Week 122: Treating Ourselves and Others with Non-Violence
   


In a conversation recently, someone mentioned a concept they had learned about taking on the practice of not treating ourselves or others violently. Many of us are familiar with exploring the choice not to harm others, but it can sometimes be more challenging to apply the same choices to ourselves. In fact, when I work with people in therapy, self-acceptance is often much more difficult to experience than acceptance of others.

And so, what would it mean to treat ourselves non-violently? It would involve things like refusing to indulge in self-criticism, to have a commitment to stop the negative and self-attacking internal dialogue that so many people have going on in their heads throughout the day. It would also involve stopping self-destructive behaviors, such as not taking care of ourselves – not eating properly, drinking too much, or any of the myriad activities that we use to numb ourselves. To practice non-violence with ourselves asks us to engage in self-care, self-forgiveness, and kindness toward our necessary and inescapable frailties and inelegant ways of being.

For this week’s experiment, I invite you to make a commitment to treat yourself non-violently. Each time you find yourself thinking critical or shaming thoughts about yourself, stop and let those thoughts go. Notice what happens when you replace them with thoughts about what’s going right in your world, what you’re doing that you can feel good about, even if it’s something you would consider very small and possibly insignificant.

As you do the experiment, notice what happens in your everyday experience of yourself and others when you pay attention to those moments when you respond to yourself and others with violence of any kind.
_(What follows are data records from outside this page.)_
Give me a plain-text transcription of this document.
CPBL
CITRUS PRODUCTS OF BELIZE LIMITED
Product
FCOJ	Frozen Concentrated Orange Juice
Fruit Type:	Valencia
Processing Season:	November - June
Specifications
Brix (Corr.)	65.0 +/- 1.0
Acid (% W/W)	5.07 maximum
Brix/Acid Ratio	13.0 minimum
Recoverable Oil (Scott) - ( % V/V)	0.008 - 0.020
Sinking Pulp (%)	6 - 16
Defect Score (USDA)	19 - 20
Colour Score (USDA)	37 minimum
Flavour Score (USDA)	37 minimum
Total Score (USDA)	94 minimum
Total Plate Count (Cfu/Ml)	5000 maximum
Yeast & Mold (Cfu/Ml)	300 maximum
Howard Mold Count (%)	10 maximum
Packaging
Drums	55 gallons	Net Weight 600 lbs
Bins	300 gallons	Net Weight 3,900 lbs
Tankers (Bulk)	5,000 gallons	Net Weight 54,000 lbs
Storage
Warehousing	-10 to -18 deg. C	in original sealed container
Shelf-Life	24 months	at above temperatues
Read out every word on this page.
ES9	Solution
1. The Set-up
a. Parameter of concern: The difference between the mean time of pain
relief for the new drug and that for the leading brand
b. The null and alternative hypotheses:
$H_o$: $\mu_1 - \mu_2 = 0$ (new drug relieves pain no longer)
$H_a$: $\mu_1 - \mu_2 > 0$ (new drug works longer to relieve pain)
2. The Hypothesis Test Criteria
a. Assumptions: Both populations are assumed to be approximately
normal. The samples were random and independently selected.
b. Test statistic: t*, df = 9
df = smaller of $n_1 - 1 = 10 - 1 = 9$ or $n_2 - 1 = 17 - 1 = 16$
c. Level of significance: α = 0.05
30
And then, as you catch those moments and refuse to treat yourself or others in that way, notice what shifts in your internal experience of yourself and the world.
As with all experiments, there’s no right way to do this one. There’s just an opportunity to discover that being non-violent with yourself automatically translates into a more non-violent stance in the world in general. And, refusing to be violent with yourself on any level spontaneously leads to a greater sense of well-being and ease of being you in your world.